In the last example, perhaps better to take [math]n=\lceil 1.61^{1/161} 10^{k/161}\rceil[/math] just in case the other is an integer!

 

[Cubist]

@Cubist
Does your code not first identify n=446 as a number satisfying the requirement (as my spreadsheet did)?

Yes it does output the first number, 446. Sorry, I probably confused things because my method changed between writing post#5 and post#12, and I didn't explicitly say so. My initial method (in post#5) functioned in the same way as your spreadsheet. EDIT: But I see that you have it now!
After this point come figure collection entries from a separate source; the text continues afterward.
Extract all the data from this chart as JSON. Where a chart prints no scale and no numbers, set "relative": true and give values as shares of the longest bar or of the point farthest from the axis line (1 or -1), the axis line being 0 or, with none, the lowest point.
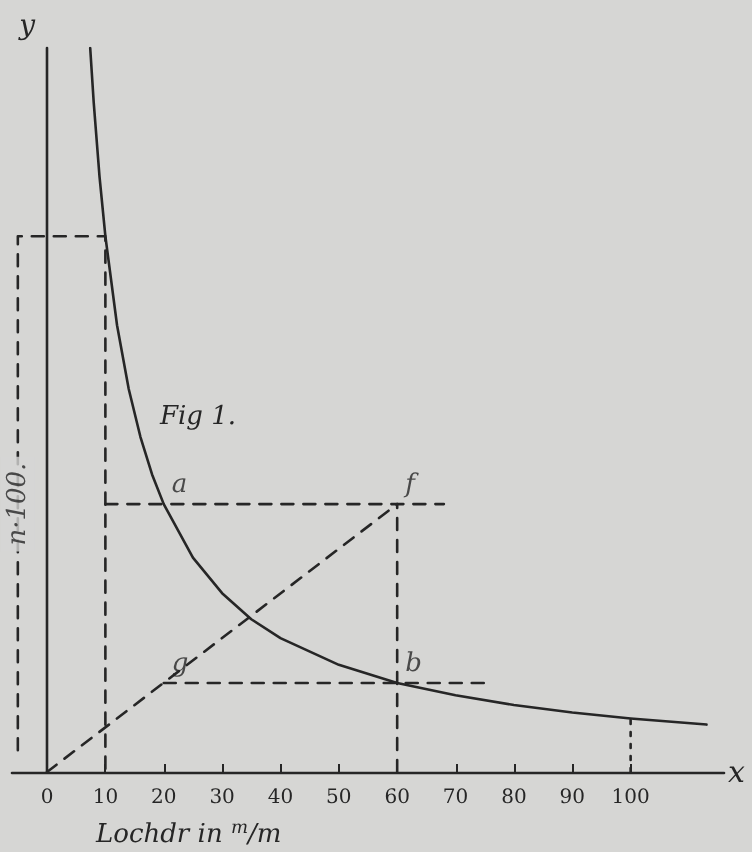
{
  "chart_data": {
    "type": "line",
    "xlabel": "x",
    "ylabel": "y",
    "relative": true,
    "grid": false,
    "marker": "none",
    "xlim": [
      -6,
      116
    ],
    "xticks": [
      0,
      10,
      20,
      30,
      40,
      50,
      60,
      70,
      80,
      90,
      100
    ],
    "series": [
      {
        "color": "#262626",
        "line_style": "solid",
        "x": [
          7.4,
          8,
          9,
          10,
          12,
          14,
          16,
          18,
          20,
          25,
          30,
          35,
          40,
          50,
          60,
          70,
          80,
          90,
          100,
          113
        ],
        "values": [
          1,
          0.925,
          0.822,
          0.74,
          0.617,
          0.529,
          0.463,
          0.411,
          0.37,
          0.296,
          0.247,
          0.211,
          0.185,
          0.148,
          0.123,
          0.106,
          0.0925,
          0.0822,
          0.074,
          0.0655
        ]
      },
      {
        "color": "#262626",
        "line_style": "dashed",
        "x": [
          -5,
          -5,
          10,
          10
        ],
        "values": [
          0.03,
          0.74,
          0.74,
          0
        ]
      },
      {
        "color": "#262626",
        "line_style": "dashed",
        "x": [
          10,
          68
        ],
        "values": [
          0.37,
          0.37
        ]
      },
      {
        "color": "#262626",
        "line_style": "dashed",
        "x": [
          60,
          60
        ],
        "values": [
          0,
          0.37
        ]
      },
      {
        "color": "#262626",
        "line_style": "dashed",
        "x": [
          20,
          75
        ],
        "values": [
          0.123,
          0.123
        ]
      },
      {
        "color": "#262626",
        "line_style": "dashed",
        "x": [
          0,
          60
        ],
        "values": [
          0,
          0.37
        ]
      },
      {
        "color": "#262626",
        "line_style": "dotted",
        "x": [
          100,
          100
        ],
        "values": [
          0,
          0.074
        ]
      }
    ],
    "annotations": [
      "Lochdr in $^{m}$/m",
      "Fig 1.",
      {
        "text": "n·100.",
        "x": -5,
        "y": 0.37
      },
      {
        "text": "a",
        "x": 20,
        "y": 0.37
      },
      {
        "text": "f",
        "x": 60,
        "y": 0.37
      },
      {
        "text": "g",
        "x": 20,
        "y": 0.123
      },
      {
        "text": "b",
        "x": 60,
        "y": 0.123
      }
    ]
  }
}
Anyway, @Thales12345 , you have started two very interesting threads! You might like the following, although they're very ugly if you look at ALL the digits of the various results...

9999 ^ 99 = 99...
156156 ^ 156 = 156...
216216 ^ 216 = 216...
414414 ^ 414 = 414...
999999 ^ 999 = 999...
17851785 ^ 1785 = 1785...
99999999 ^ 9999 = 9999...
5102451024 ^ 51024 = 51024...

 

[Steven G]

We simply want there to be an integer in between [MATH]2.021^{1/2021}(10^{1/2021})^k[/MATH] and [MATH]2.022^{1/2021}(10^{1/2021})^k[/MATH].

So this difference can be more than 1. Wolfram Alpha did not seem to show that. I should have investigated further. (Subhotosh) I am guilty of sloppy thinking! I never should have assumed anything just from partial information from a calculator.